Allixter sospirò. Spingendo avanti il Linguaid, passò.

Allixter si trovò in un ampio corridoio piastrellato di bianchi quadri vetrosi. Davanti a lui Joe scivolò attraverso un’alta arcata vagamente romanica. Lo seguì e uscì in un padiglione a cielo aperto. Il pavimento era costituito dalle stesse piastrelle vetrose, quadrati di sei piedi di lato. Era privo di mobilio e suppellettili. Lungo il bordo del pavimento, colonne sottili come cannucce di pipa sostenevano un frontone sproporzionatamente pesante, e Allixter si fermò trepidante, aspettandosi quasi che tutta la costruzione si incurvasse e cadesse in frantumi ai suoi piedi.
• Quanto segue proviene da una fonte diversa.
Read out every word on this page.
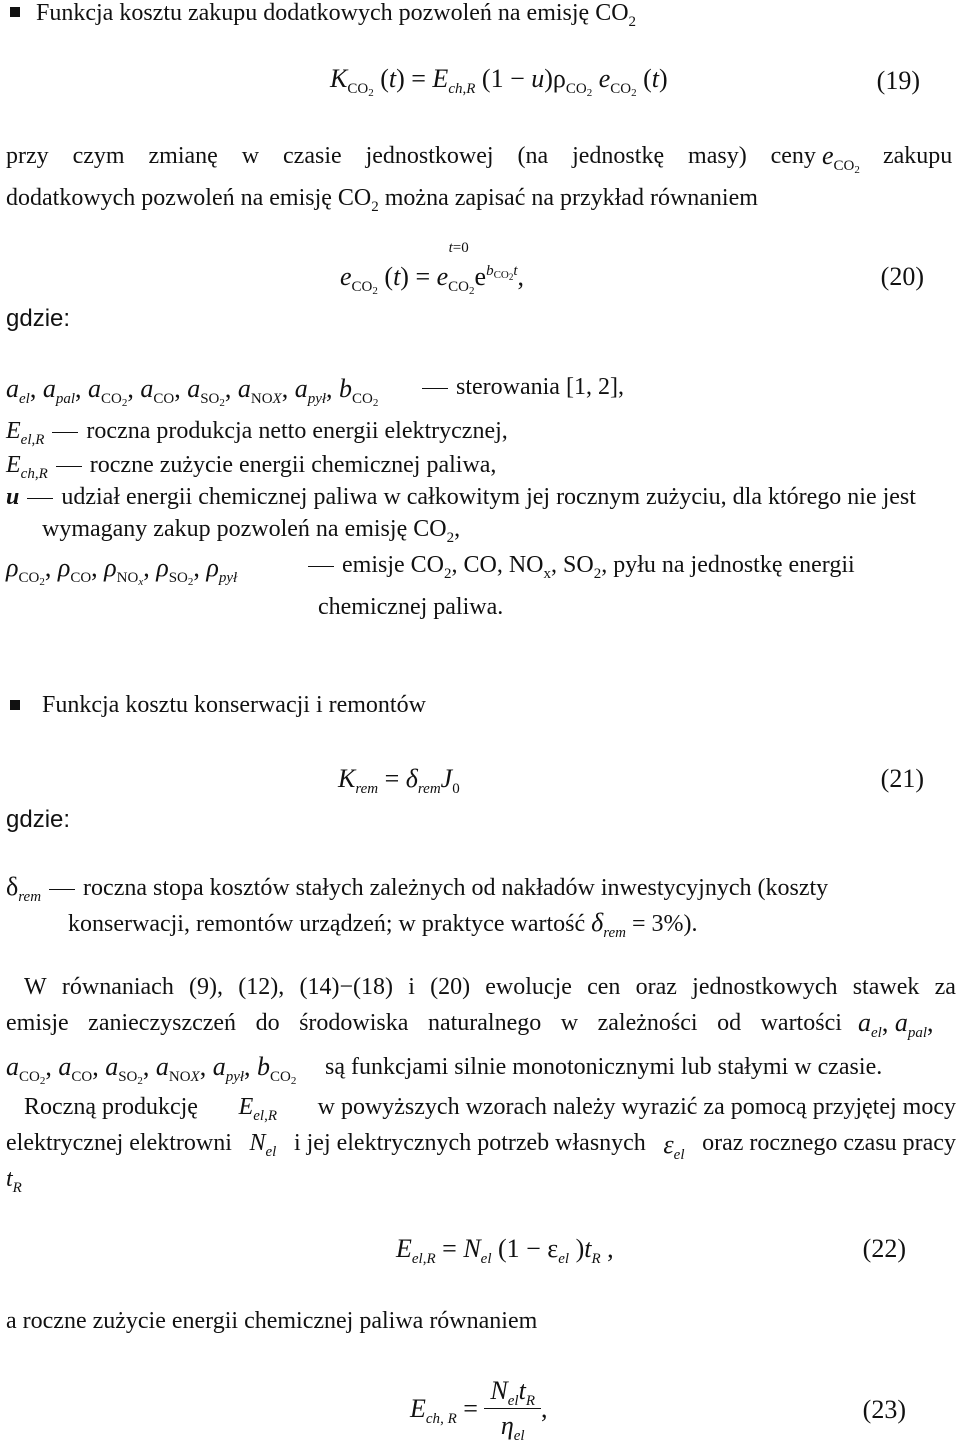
Funkcja kosztu zakupu dodatkowych pozwoleń na emisję $CO_2$
$K_{CO_2}$ $(t) = E_{ch,R}$ $(1 - u)\rho_{CO_2}$ $e_{CO_2}$ (t)	(19)
przy czym zmianę w czasie jednostkowej (na jednostkę masy) ceny $e_{CO_2}$
zakupu
dodatkowych pozwoleń na emisję $CO_2$ można zapisać na przykład równaniem
$e_{CO_2}$ (t) = e
t=0
$_{CO_2}e^{b_{CO_2}t}$,	(20)
gdzie:
$a_{el}$, $a_{pal}$, $a_{CO_2}$, $a_{CO}$, $a_{SO_2}$, $a_{NOX}$, $a_{pył}$, $b_{CO_2}$
sterowania [1, 2],
$E_{el,R}$ roczna produkcja netto energii elektrycznej,
$E_{ch,R}$ roczne zużycie energii chemicznej paliwa,
u udział energii chemicznej paliwa w całkowitym jej rocznym zużyciu, dla którego nie jest
wymagany zakup pozwoleń na emisję $CO_2$,
$\rho_{CO_2}$, $\rho_{CO}$, $\rho_{NO_x}$, $\rho_{SO_2}$, $\rho_{pył}$	emisje $CO_2$, CO, $NO_x$, $SO_2$, pyłu na jednostkę energii
chemicznej paliwa.
Funkcja kosztu konserwacji i remontów
$K_{rem} = \delta_{rem}J_0$	(21)
gdzie:
$\delta_{rem}$ roczna stopa kosztów stałych zależnych od nakładów inwestycyjnych (koszty
konserwacji, remontów urządzeń; w praktyce wartość $\delta_{rem} = 3\%$).
W równaniach (9), (12), (14)−(18) i (20) ewolucje cen oraz jednostkowych stawek za
emisje zanieczyszczeń do środowiska naturalnego w zależności od wartości $a_{el}$, $a_{pal}$,
$a_{CO_2}$, $a_{CO}$, $a_{SO_2}$, $a_{NOX}$, $a_{pył}$, $b_{CO_2}$
są funkcjami silnie monotonicznymi lub stałymi w czasie.
Roczną produkcję $E_{el,R}$ w powyższych wzorach należy wyrazić za pomocą przyjętej mocy
elektrycznej elektrowni $N_{el}$ i jej elektrycznych potrzeb własnych $\varepsilon_{el}$ oraz rocznego czasu pracy
$t_R$
$E_{el,R} = N_{el}$ ($1 - \varepsilon_{el}$ )$t_R$ ,	(22)
a roczne zużycie energii chemicznej paliwa równaniem
$E_{ch, R} = \frac{N_{el}t_R}{\eta_{el}}$ ,	(23)
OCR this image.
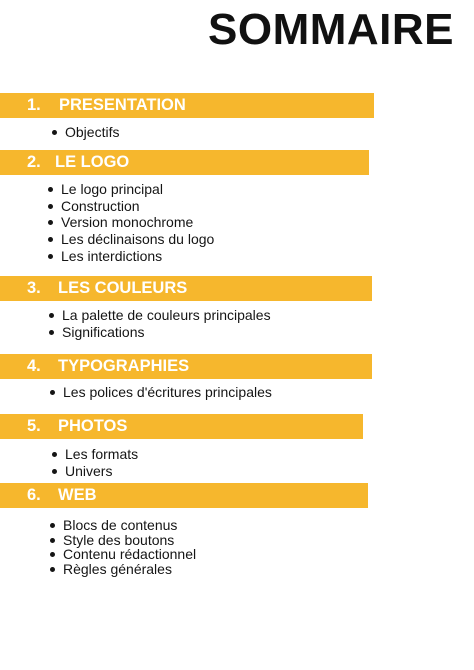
SOMMAIRE
1. PRESENTATION
Objectifs
2. LE LOGO
Le logo principal
Construction
Version monochrome
Les déclinaisons du logo
Les interdictions
3. LES COULEURS
La palette de couleurs principales
Significations
4. TYPOGRAPHIES
Les polices d'écritures principales
5. PHOTOS
Les formats
Univers
6. WEB
Blocs de contenus
Style des boutons
Contenu rédactionnel
Règles générales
Si diresse cautamente verso il centro del padiglione, notando sotto il pavimento un tremore come per un enorme macchinario. Con rinnovata apprensione valutò la stabilità delle colonne, e non fu rassicurato nel vederle vibrare e ondeggiare. Joe sembrava ignaro del pericolo. Guardingo Allixter si avvicinò al bordo del padiglione, aspettandosi a ogni istante che il frontone collocato tanto precariamente sui suoi sostegni gli atterrasse sulla testa.

La veduta era diversa da quella che spaziava sullo scialbo mare di cenere. Da lì il panorama, sebbene strano e ultraterreno, possedeva un certo fascino ossessionante. Una lunga vallata tenebrosa giaceva annidata tra due basse colline. A due o tre miglia di distanza, in fondo alla valle, c’era un lago calmo come vetro, e lo specchio della superficie rifletteva lo sciame di soli multicolori.